Three Ford Fusion Hybrid Autonomous vehicles

Ask any car engineer what's the biggest variable in achieving fuel economy targets, and he'll tell you "the driver." If one human can't understand human driving behavior enough to be certain about an innocuous number like miles per gallon, how is an autonomous car supposed to figure out what hundreds of other drivers are going to do in the course of a day? Ford has enlisted the help of Stanford and the Massachusetts Institute of Technology to find out.

Starting with the automated Fusion Hybrid introduced in December, MIT will be developing algorithms that driverless cars can use to "predict actions of other vehicles and pedestrians" and objects within the three-dimensional map provided by its four LIDAR sensors.

The Stanford team will research how to extend the 'vision' of that LIDAR array beyond obstructions while driving, analogous to the way a driver uses the entire width of a lane to see what's ahead of a larger vehicle in front. Ford says it wants to "provide the vehicle with common sense" as part of its Blueprint for Mobility, preparing for an autonomous world from 2025 and beyond.

There's a press release with more information below.
Show full PR text
Ford Teams Up with MIT and Stanford to Advance Automated Driving Research

- Ford kicks off new automated driving research projects with Massachusetts Institute of Technology and Stanford University

- The MIT research focuses on scenario planning to predict actions of other vehicles and pedestrians, while Stanford is exploring how a vehicle might maneuver to allow its sensors to peek around obstructions

- Partnering with academic institutions helps advance Ford's Blueprint for Mobility, which envisions a future of autonomous functionality and advanced technologies after 2025


Jan 22, 2014 | Washington, D.C. -- Building on the automated Ford Fusion Hybrid research vehicle unveiled last month, Ford is announcing new projects with Massachusetts Institute of Technology and Stanford University to research and develop solutions to some of the technical challenges surrounding automated driving.

Automated driving is a key component of Ford's Blueprint for Mobility, which outlines what transportation will look like in 2025 and beyond, along with the technologies, business models and partnerships needed to get there.

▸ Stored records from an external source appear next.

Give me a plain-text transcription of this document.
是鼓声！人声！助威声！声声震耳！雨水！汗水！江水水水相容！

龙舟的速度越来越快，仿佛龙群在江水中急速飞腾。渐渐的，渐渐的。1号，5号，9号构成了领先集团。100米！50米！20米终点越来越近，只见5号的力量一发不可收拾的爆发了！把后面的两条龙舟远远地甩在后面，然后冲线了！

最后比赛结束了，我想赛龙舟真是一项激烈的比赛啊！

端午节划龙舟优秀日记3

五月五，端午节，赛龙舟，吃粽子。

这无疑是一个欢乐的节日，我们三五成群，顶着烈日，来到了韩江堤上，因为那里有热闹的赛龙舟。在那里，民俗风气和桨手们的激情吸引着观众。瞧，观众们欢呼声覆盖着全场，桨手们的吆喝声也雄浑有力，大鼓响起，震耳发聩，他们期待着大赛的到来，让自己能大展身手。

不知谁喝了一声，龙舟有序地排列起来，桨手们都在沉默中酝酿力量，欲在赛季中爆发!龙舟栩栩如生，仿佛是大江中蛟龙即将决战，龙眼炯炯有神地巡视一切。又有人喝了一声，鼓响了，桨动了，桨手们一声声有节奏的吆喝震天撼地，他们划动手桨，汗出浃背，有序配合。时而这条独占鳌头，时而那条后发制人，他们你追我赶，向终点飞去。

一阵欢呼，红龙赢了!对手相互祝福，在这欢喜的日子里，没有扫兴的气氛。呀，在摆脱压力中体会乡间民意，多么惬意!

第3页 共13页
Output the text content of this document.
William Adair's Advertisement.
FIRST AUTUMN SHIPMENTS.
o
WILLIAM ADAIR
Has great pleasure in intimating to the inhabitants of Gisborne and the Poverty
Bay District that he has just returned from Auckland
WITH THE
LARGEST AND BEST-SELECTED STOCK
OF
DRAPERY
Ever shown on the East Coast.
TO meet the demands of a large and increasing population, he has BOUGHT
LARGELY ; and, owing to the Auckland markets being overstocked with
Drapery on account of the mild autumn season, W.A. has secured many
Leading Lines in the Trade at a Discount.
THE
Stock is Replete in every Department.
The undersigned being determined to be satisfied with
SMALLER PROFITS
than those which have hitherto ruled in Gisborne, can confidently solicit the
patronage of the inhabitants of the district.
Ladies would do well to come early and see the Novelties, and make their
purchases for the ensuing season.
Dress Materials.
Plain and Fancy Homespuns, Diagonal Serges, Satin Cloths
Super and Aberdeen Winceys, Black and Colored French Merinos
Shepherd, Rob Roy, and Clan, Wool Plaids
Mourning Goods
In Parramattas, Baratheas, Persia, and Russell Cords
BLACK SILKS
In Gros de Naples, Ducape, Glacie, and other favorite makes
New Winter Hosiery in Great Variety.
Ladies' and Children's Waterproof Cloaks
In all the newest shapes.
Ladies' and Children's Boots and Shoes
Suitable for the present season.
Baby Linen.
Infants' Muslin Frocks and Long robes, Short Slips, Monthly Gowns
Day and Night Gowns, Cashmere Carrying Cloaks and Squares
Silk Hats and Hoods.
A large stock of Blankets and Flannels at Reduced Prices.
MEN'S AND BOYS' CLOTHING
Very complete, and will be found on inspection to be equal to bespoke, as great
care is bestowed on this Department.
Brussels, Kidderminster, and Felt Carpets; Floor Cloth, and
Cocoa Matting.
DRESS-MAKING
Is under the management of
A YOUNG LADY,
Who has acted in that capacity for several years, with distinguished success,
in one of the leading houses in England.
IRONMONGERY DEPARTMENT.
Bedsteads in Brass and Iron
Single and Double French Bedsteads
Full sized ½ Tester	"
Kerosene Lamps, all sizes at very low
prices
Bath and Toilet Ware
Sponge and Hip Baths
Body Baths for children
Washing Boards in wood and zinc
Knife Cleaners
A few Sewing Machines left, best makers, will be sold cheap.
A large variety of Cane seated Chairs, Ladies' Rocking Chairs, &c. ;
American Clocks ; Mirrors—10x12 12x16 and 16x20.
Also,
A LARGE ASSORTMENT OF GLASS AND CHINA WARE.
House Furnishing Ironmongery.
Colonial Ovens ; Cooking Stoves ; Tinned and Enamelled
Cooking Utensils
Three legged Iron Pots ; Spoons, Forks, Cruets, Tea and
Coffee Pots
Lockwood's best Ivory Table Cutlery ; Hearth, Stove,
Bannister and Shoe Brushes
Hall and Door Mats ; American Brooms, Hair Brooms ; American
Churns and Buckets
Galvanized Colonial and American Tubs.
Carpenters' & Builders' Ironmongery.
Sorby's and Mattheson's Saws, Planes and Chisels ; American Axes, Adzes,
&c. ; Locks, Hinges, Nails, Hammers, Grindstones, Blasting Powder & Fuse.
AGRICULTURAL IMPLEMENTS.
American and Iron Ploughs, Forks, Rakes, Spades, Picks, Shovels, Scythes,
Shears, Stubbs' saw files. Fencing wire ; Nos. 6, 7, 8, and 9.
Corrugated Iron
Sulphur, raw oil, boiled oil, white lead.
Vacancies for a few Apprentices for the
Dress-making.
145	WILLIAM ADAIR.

With its automated Fusion Hybrid research vehicle, Ford is exploring potential solutions for the longer-term societal, legislative and technological issues posed by a future of fully automated driving.

"To deliver on our vision for the future of mobility, we need to work with many new partners across the public and private sectors, and we need to start today," said Paul Mascarenas, chief technical officer and Vice President, Ford research and innovation. "Working with university partners like MIT and Stanford enables us to address some of the longer-term challenges surrounding automated driving while exploring more near-term solutions for delivering an even safer and more efficient driving experience."

Furthering automated driving research
Ford's automated Fusion Hybrid research vehicle is unique in that it first uses the same technology already in Ford vehicles in dealer showrooms, then adds four LiDAR sensors to generate a real-time 3D map of the vehicle's surrounding environment.

While the vehicle can sense objects around it using the LiDAR sensors, Ford's research with MIT uses advanced algorithms to help the vehicle learn to predict where moving vehicles and pedestrians could be in the future. This scenario planning provides the vehicle with a better sense of the surrounding risks, enabling it to plan a path that will safely avoid pedestrians, vehicles and other moving objects.

Working with Stanford, Ford is exploring how the sensors could see around obstacles. Typically, when a driver's view is blocked by an obstacle like a big truck, the driver will maneuver within the lane to take a peek around it and see what is ahead. Similarly, this research would enable the sensors to "take a peek ahead" and make evasive maneuvers if needed. For example, if the truck ahead slammed on its brakes, the vehicle would know if the area around it is clear to safely change lanes.

"Our goal is to provide the vehicle with common sense," said Greg Stevens, global manager for driver assistance and active safety, Ford research and innovation. "Drivers are good at using the cues around them to predict what will happen next, and they know that what you can't see is often as important as what you can see. Our goal in working with MIT and Stanford is to bring a similar type of intuition to the vehicle."